Elaine Tyler May: Well, some of the more right wing advocates of closing down access to all kinds of rights for women are also interested in closing down reproductive rights for women. It's all part of a kind of anti-progressive, anti-feminist, anti-woman effort on the part of a lot of right wing politicians right now.
Brian Lehrer: To finish up with 100-year lens, how different a world is it, especially for women, but really for everybody because of birth control compared to, let's say, 1925, 100 years ago?
Elaine Tyler May: Well, I think that there's only one way to really think about the impact of birth control, and that is as it was linked to the movement for women's rights and women's emancipation over the decade. That's also true for the pill since 1960. The big revolution in birth control was the arrival of the birth control pill. It was revolutionary because it was completely in control of the woman, and her sexual partner did not even need to know if she was using the pill, which was not true for other forms of birth control like the diaphragm and, of course, the condom, which way predates any of the recent advances in reproductive technology.

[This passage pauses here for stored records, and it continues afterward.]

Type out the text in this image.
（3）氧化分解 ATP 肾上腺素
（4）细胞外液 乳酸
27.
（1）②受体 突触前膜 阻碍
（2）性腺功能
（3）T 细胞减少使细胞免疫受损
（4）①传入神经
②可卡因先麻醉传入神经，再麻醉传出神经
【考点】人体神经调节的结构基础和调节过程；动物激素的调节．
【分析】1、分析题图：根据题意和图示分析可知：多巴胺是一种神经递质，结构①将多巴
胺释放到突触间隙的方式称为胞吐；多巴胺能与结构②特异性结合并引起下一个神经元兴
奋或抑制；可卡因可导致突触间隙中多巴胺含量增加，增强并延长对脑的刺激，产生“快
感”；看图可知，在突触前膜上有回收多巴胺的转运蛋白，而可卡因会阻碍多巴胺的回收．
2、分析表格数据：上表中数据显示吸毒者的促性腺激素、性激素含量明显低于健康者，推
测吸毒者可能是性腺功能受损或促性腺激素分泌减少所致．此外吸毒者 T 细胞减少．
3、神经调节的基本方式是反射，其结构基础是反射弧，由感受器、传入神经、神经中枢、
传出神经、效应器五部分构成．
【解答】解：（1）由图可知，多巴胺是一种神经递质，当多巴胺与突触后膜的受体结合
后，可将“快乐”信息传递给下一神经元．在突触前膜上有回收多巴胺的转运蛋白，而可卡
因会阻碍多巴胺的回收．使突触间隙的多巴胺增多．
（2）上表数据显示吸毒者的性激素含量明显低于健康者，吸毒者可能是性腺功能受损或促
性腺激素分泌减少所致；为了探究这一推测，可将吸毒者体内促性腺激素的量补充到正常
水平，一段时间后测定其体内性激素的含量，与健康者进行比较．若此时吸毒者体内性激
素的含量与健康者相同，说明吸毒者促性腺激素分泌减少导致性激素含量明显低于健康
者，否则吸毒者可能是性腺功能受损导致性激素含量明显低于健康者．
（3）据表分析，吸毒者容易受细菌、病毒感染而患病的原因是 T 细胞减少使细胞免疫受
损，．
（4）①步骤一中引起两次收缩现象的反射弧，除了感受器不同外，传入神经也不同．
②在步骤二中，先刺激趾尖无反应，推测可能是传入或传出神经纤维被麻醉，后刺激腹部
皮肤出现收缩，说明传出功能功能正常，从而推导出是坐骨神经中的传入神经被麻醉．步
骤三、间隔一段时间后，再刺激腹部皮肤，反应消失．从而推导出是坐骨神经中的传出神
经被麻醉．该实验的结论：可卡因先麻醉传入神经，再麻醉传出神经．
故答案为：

I think that, for sure, in terms of the pill, had it not been the feminist movement's support of and embrace of reproductive rights, the pill would have been just one more form of contraception to be regulated in the same way that it had been previously, but really, the feminist movement took hold of the whole issue of reproductive rights and pushed it over the decades to where we are now. I think it's somewhat of a surprise to those of us who have been tracking this for decades that there's now a pushback coming from the right wing, coming from the Trump administration as part of an effort, really, to disempower women. That's really what it's about.
Brian Lehrer: That's our 100 Years of 100 Things segment number 76, 100 years of birth control here in Women's History Month, which, by the way, is not canceled on WNYC like it is at many federal agencies now. My guest has been Elaine Tyler May, regents professor emerita of American studies and history at the University of Minnesota, and author of books including America and the Pill. Thank you so much for your knowledge and your time. We really appreciate it.
Elaine Tyler May: Thank you so much for having me.